O Agente Secreto (Brasil, França, Alemanha, Países Baixos, 2025)
Título Original: O Agente Secreto
Direção: Kleber Mendonça Filho
Roteiro: Kleber Mendonça Filho
Elenco principal: Wagner Moura, Maria Fernanda Cândido, Gabriel Leone, Alice Carvalho, Udo Kier e Thomás Aquino
Duração: 2 h 38 min (158 minutos)
Distribuição: Vitrine Filmes
Nesta altura do campeonato, não existe nenhuma dúvida de que Kleber Mendonça Filho é um excelente diretor. Se O Som ao Redor mostrou uma ousadia, Aquarius solidificou a sua mensagem sobre um Brasil em transformação, Bacurau demonstrou o bom humor e controle do gênero e Retratos Fantasmas nos fez nos apaixonamos tanto pelos cinemas de rua quanto pela história desse diretor embebido em cinefilia. Então, ele vem novamente nos surpreender com O Agente Secreto, que parece misturar um pouco de cada uma dessas obras para criar uma narrativa afetiva sobre o Brasil que herdamos – e sobre como tratá-lo para seguirmos com um bom país no futuro. E claramente seu trabalho foi tão bem realizado que ele se tornou recordista de premiações no Festival de Cannes de 2025, relembrando que o cinema nacional passa por um momento espetacular.
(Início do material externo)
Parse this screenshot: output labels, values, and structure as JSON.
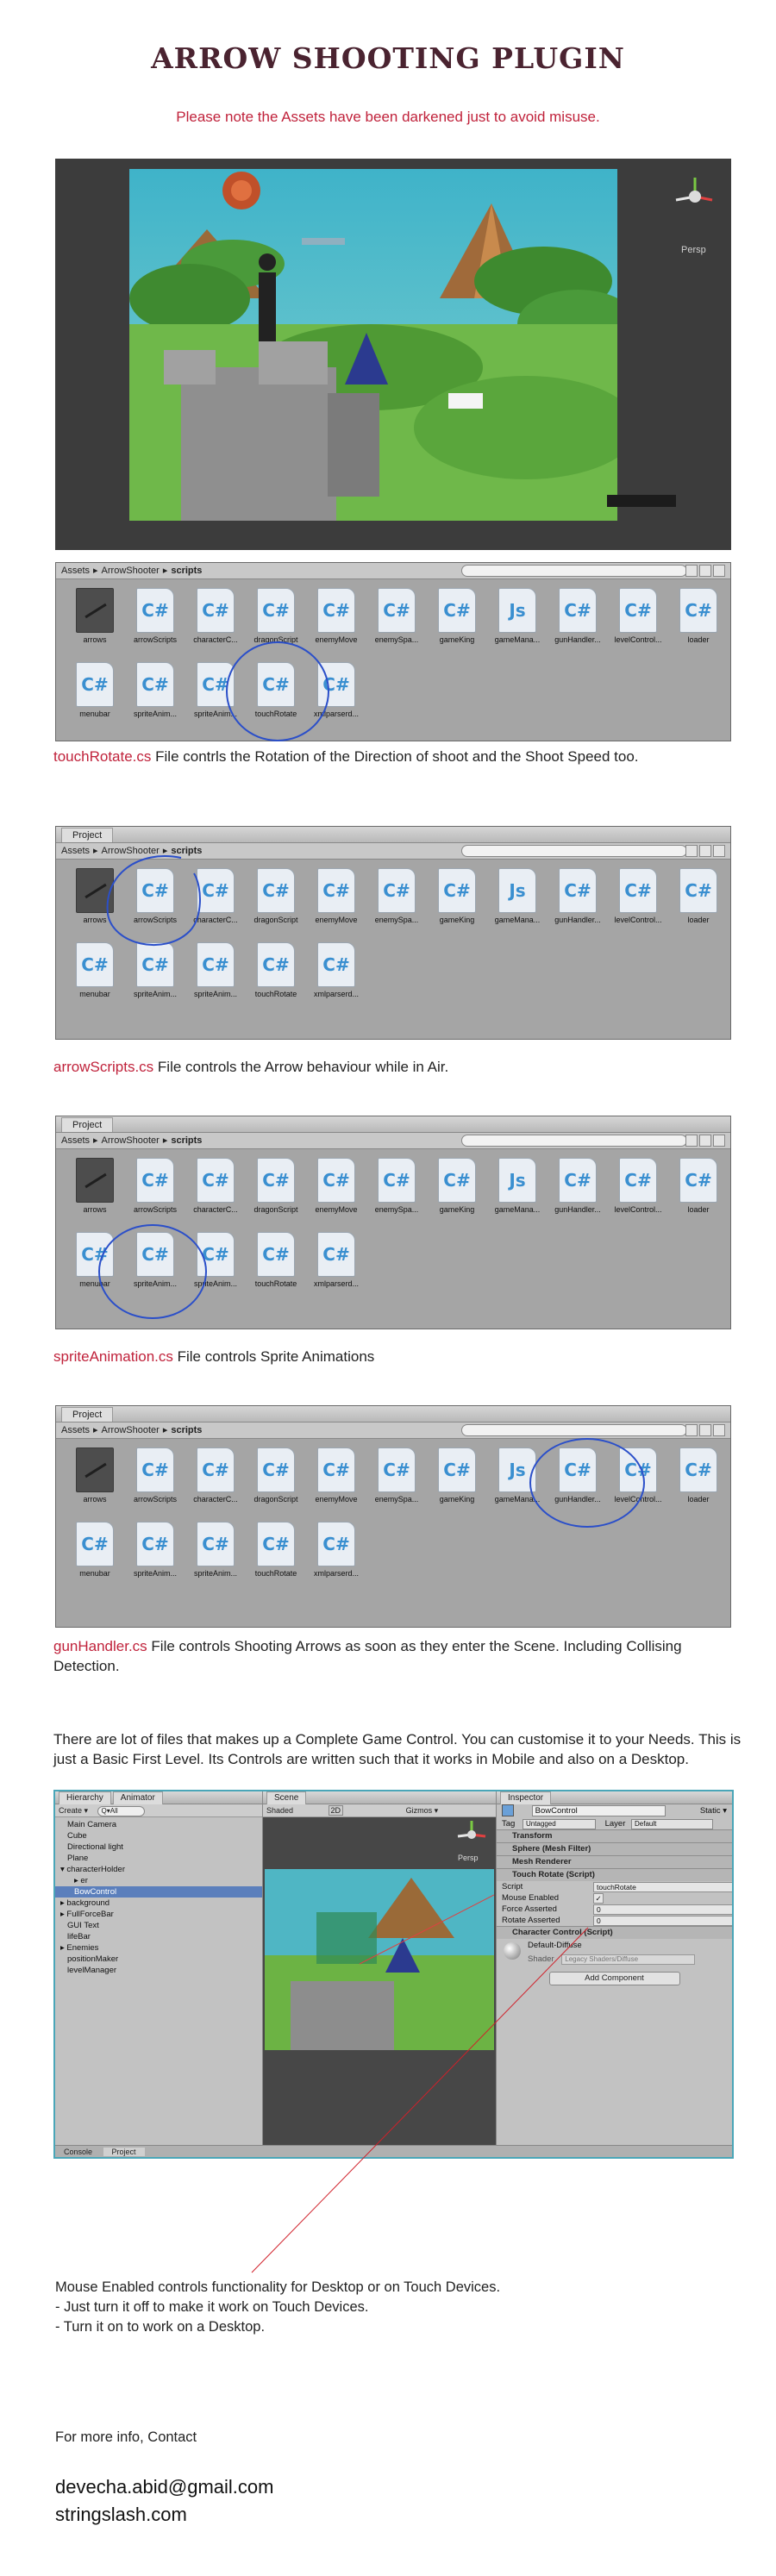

Com teasers e trailers que revelavam muito pouco, aos poucos foi se revelando uma trama na qual Marcelo (Wagner Moura) é um cidadão brasileiro que está passando por um processo semelhante ao de proteção de testemunhas, mas para protegê-lo do próprio governo brasileiro. Ambientado nos anos 1970, em plena ditadura militar, ele vai criando uma colcha de retalhos de histórias entre seus familiares, pessoas em cargos de poder e outros em situação semelhante à sua, apertando as linhas de um thriller político que parece um literal bordado à mão: apenas quando todos os nós estão dados que se compreende como são feitas todas as conexões.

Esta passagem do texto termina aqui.